4e quart du XVIe siècle
Reconstruction de la chapelle
Reconstruction de la chapelle
4e quart du XVIe siècle (≈ 1687)
Style flamboyant ajouté au chœur.
12 avril 1972
Inscription aux Monuments Historiques
Inscription aux Monuments Historiques
12 avril 1972 (≈ 1972)
Protection des ruines par arrêté.
Aujourd'hui
Aujourd'hui
Aujourd'hui
Aujourd'hui (≈ 2025)
Position de référence.
Patrimoine classé
Chapelle de Saint-Julien-de-Couyssels (ruines) (cad. A 223) : inscription par arrêté du 12 avril 1972
Personnages clés
| Information non disponible - Aucun personnage cité dans les sources |
Les textes ne mentionnent aucun acteur. |
Origine et histoire
La chapelle Saint-Julien-de-Couyssels, mentionnée dès le XIIIe siècle, trouve probablement ses origines dans une construction romane. Ce monument religieux, typique du Moyen Âge, reflète l’importance des lieux de culte dans les campagnes occitanes, souvent liés à la vie communautaire et aux pèlerinages locaux.
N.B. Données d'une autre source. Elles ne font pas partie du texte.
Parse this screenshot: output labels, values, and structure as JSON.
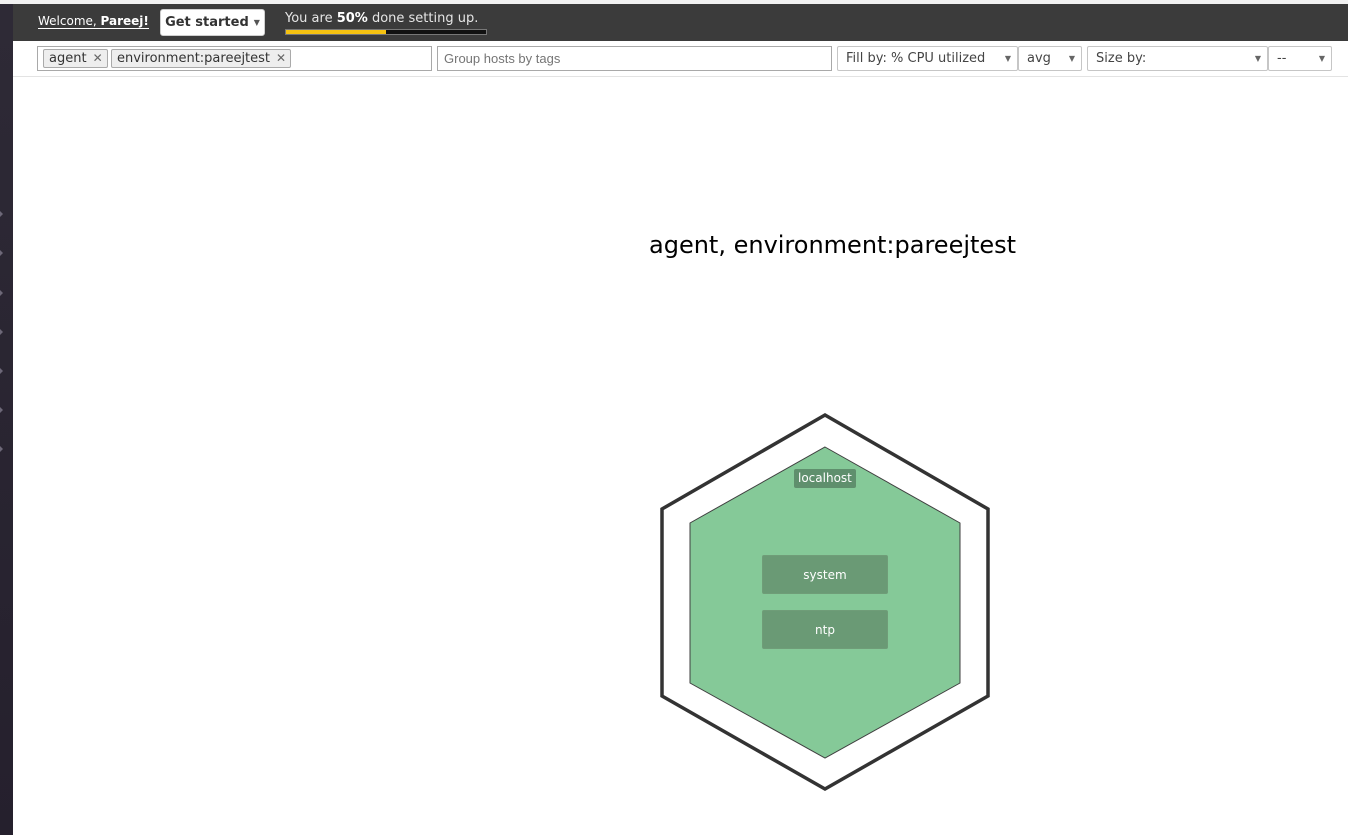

En 1571, la chapelle fut ruinée par les Calvinistes lors des guerres de Religion, un épisode violent marquant la région. Elle fut ensuite rebâtie au cours du dernier quart du XVIe siècle, intégrant des éléments architecturaux de style flamboyant, comme en témoignent les chapiteaux décorés et la voûte à cinq branches du chœur.
Les vestiges actuels, protégés depuis 1972, rappellent cette histoire mouvementée. La chapelle, propriété de la commune de Roquecor, illustre les reconstructions post-conflits et l’adaptation des styles architecturaux aux époques successives. Son inscription aux Monuments Historiques souligne sa valeur patrimoniale, malgré son état partiel de ruines.
La localisation de la chapelle, près du lieu-dit Cap Del Pech, et son adresse officielle à Roquecor (Tarn-et-Garonne) confirment son ancrage dans le paysage historique de l’Occitanie. Les sources, comme la base Mérimée et Monumentum, documentent son évolution, depuis ses origines médiévales jusqu’à sa restauration d’époque moderne.